|By Leslie Williams
When Paul Schmitz joined Public Allies more than a dozen years ago, it was a fledgling organization aiming to infuse the nonprofit sector with new, energetic leadership. Today, it has placed 2,000 people in apprenticeships in the sector and recently received the 2006 Civic Change Award from the Pew Partnership for Civic Change.
Schmitz now serves as president of Public Allies, an organization that works to strengthen the skills of young people to serve in the nonprofit sector, partly by placing them in apprenticeships with nonprofits through AmeriCorps.
He founded the Milwaukee affiliate of Public Allies in 1993 so his home city could take part in the then-budding national program.
“My initial desire, frankly, was to become a participant in the program,” he says.
But when he learned there wasn’t an affiliate in Milwaukee through which he could apprentice, he started one himself.
Schmitz first learned of Public Allies when he met one of the founders at a conference when the program was four months old and had just 15 allies working in nonprofits in Washington, D.C.
He was enchanted by the idea of inserting oneself into a community to serve on a deeper level, he says.

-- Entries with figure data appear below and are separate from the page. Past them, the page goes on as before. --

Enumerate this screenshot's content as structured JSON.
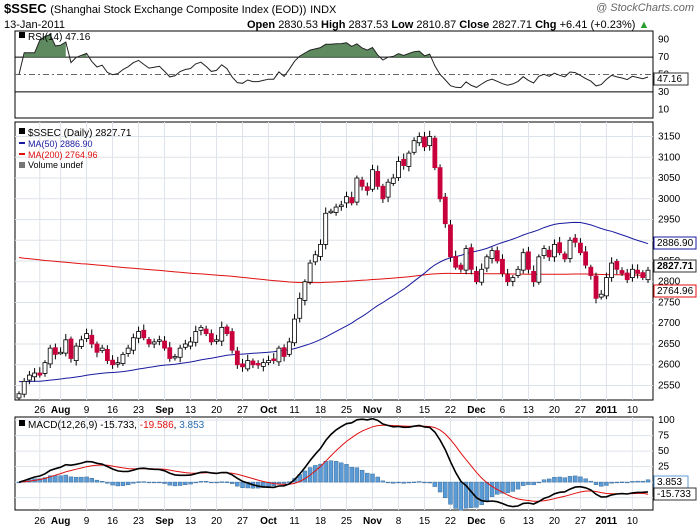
{
  "header": {
    "symbol": "$SSEC",
    "full_name": "(Shanghai Stock Exchange Composite Index (EOD))",
    "exchange": "INDX",
    "credit": "@ StockCharts.com",
    "date": "13-Jan-2011",
    "open_label": "Open",
    "open": "2830.53",
    "high_label": "High",
    "high": "2837.53",
    "low_label": "Low",
    "low": "2810.87",
    "close_label": "Close",
    "close": "2827.71",
    "chg_label": "Chg",
    "chg": "+6.41 (+0.23%)",
    "chg_arrow": "▲"
  },
  "rsi_panel": {
    "legend": "RSI(14) 47.16",
    "current_tag": "47.16"
  },
  "price_panel": {
    "legend_main": "$SSEC (Daily) 2827.71",
    "legend_ma50": "MA(50) 2886.90",
    "legend_ma200": "MA(200) 2764.96",
    "legend_volume": "Volume undef",
    "tag_ma50": "2886.90",
    "tag_close": "2827.71",
    "tag_ma200": "2764.96"
  },
  "macd_panel": {
    "legend_prefix": "MACD(12,26,9)",
    "macd": "-15.733",
    "signal": "-19.586",
    "hist": "3.853",
    "tag_hist": "3.853",
    "tag_macd": "-15.733"
  },
  "colors": {
    "up": "#ffffff",
    "down": "#c8003c",
    "ma50": "#1a1a9e",
    "ma200": "#e01010",
    "rsi_fill": "#4e7d4e",
    "macd_hist": "#5b9bd5",
    "signal": "#e01010"
  },
  "x_tick_labels": [
    "26",
    "Aug",
    "9",
    "16",
    "23",
    "Sep",
    "13",
    "20",
    "27",
    "Oct",
    "11",
    "18",
    "25",
    "Nov",
    "8",
    "15",
    "22",
    "Dec",
    "6",
    "13",
    "20",
    "27",
    "2011",
    "10"
  ],
  "chart_data": {
    "type": "candlestick",
    "title": "$SSEC Shanghai Stock Exchange Composite Index (EOD) INDX",
    "date_range": [
      "2010-07-20",
      "2011-01-13"
    ],
    "price_axis": {
      "ticks": [
        2550,
        2600,
        2650,
        2700,
        2750,
        2800,
        2850,
        2900,
        2950,
        3000,
        3050,
        3100,
        3150
      ],
      "ylim": [
        2515,
        3185
      ]
    },
    "closes": [
      2530,
      2560,
      2575,
      2580,
      2575,
      2605,
      2640,
      2625,
      2630,
      2660,
      2615,
      2645,
      2660,
      2675,
      2650,
      2630,
      2640,
      2610,
      2600,
      2605,
      2625,
      2640,
      2665,
      2680,
      2665,
      2650,
      2655,
      2660,
      2640,
      2615,
      2620,
      2640,
      2650,
      2655,
      2680,
      2690,
      2675,
      2655,
      2660,
      2690,
      2675,
      2635,
      2600,
      2595,
      2610,
      2600,
      2600,
      2605,
      2610,
      2610,
      2640,
      2620,
      2655,
      2710,
      2760,
      2800,
      2845,
      2865,
      2890,
      2965,
      2970,
      2980,
      2985,
      3005,
      2990,
      3050,
      3030,
      3020,
      3070,
      3030,
      3000,
      3040,
      3050,
      3090,
      3080,
      3110,
      3140,
      3150,
      3125,
      3150,
      3075,
      3000,
      2940,
      2860,
      2835,
      2830,
      2880,
      2830,
      2800,
      2830,
      2860,
      2875,
      2850,
      2820,
      2800,
      2810,
      2830,
      2870,
      2830,
      2800,
      2860,
      2880,
      2860,
      2890,
      2870,
      2855,
      2900,
      2895,
      2870,
      2840,
      2815,
      2760,
      2770,
      2810,
      2845,
      2830,
      2820,
      2805,
      2830,
      2820,
      2810,
      2827.71
    ],
    "ma50_last": 2886.9,
    "ma200_last": 2764.96,
    "rsi": {
      "period": 14,
      "last": 47.16,
      "ylim": [
        0,
        100
      ],
      "ticks": [
        10,
        30,
        50,
        70,
        90
      ]
    },
    "macd": {
      "fast": 12,
      "slow": 26,
      "signal": 9,
      "macd_last": -15.733,
      "signal_last": -19.586,
      "hist_last": 3.853,
      "ylim": [
        -45,
        105
      ],
      "ticks": [
        -25,
        0,
        25,
        50,
        75,
        100
      ]
    }
  }
}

“It was something I had been looking for but I didn’t know what it was,” he says.
Today, Public Allies operates in 13 communities across the U.S., recruiting young people from within the community to serve local groups, and recently opened affiliates in Louisiana, Phoenix and Pittsburgh.
Job: President and CEO, Public Allies
Born: 1969, Milwaukee
Family: Children, Maxwell, Maya and Olivia
Education: B.A., political science, University of Wisconsin-Milwaukee
Hobbies: Reading, music, travel, spending time with his kids
Currently reading: Biographies of each American president, currently Millard Filmore, “who is actually more interesting than Zachary Taylor was.”
Favorite quote: “If you’re going through hell, keep going.” – Winston Churchill
|Allies participate in leadership training and team-building workshops, and work in a nonprofit during their 10-month apprenticeships through AmeriCorps. The organization’s growth has been bolstered by the nonprofit sector’s recognition that it needs to do more to recruit the next generation of leaders, says Schmitz. “Fervor has grown in recent years because the sector is really struggling,” he says. “There’s more value now for what we do.”
He is excited about the growing demand for organizations like his to place young people in nonprofits, he says, but says that 13 years ago he and other Public Allies staff members had an even grander vision of where the organization would be now. “I think we thought we’d be in 50 communities by 2000,” he says.
He talks about those tough, early years as a time when the “sobering reality about what it means to grow a nonprofit” set in.
But he is energized about the organization’s growth, he says.
He points to the agency’s efforts beyond AmeriCorps, which he says will help create more change in the nonprofit sector by working with organizations to help them better recruit and train young people.
“We see it as a way to kind of disseminate our work to a broader number of people,” he says. “The influence that can happen is tremendous.”
And he says that apprenticeships through AmeriCorps create a learning experience that is often just as beneficial for the nonprofits as it is for the allies.
In year-end surveys of supervisors, about six in 10 report their skills as managers improved as a result of working with AmeriCorps apprentices.
While Schmitz says people in the nonprofit sector have become more open to young people and what they can contribute to public life, he thinks the underlying values of allies in the program remain constant.
Though Generation Y may be more cynical about politics in America, he says, young people who become involved in Public Allies have carried on the inspiration of the founders, who believed the power of young people to affect change was not being harnessed.
And while Schmitz concedes that growing an organization like his is “just a drop in the bucket,” he believes the younger generations can have a transformational impact.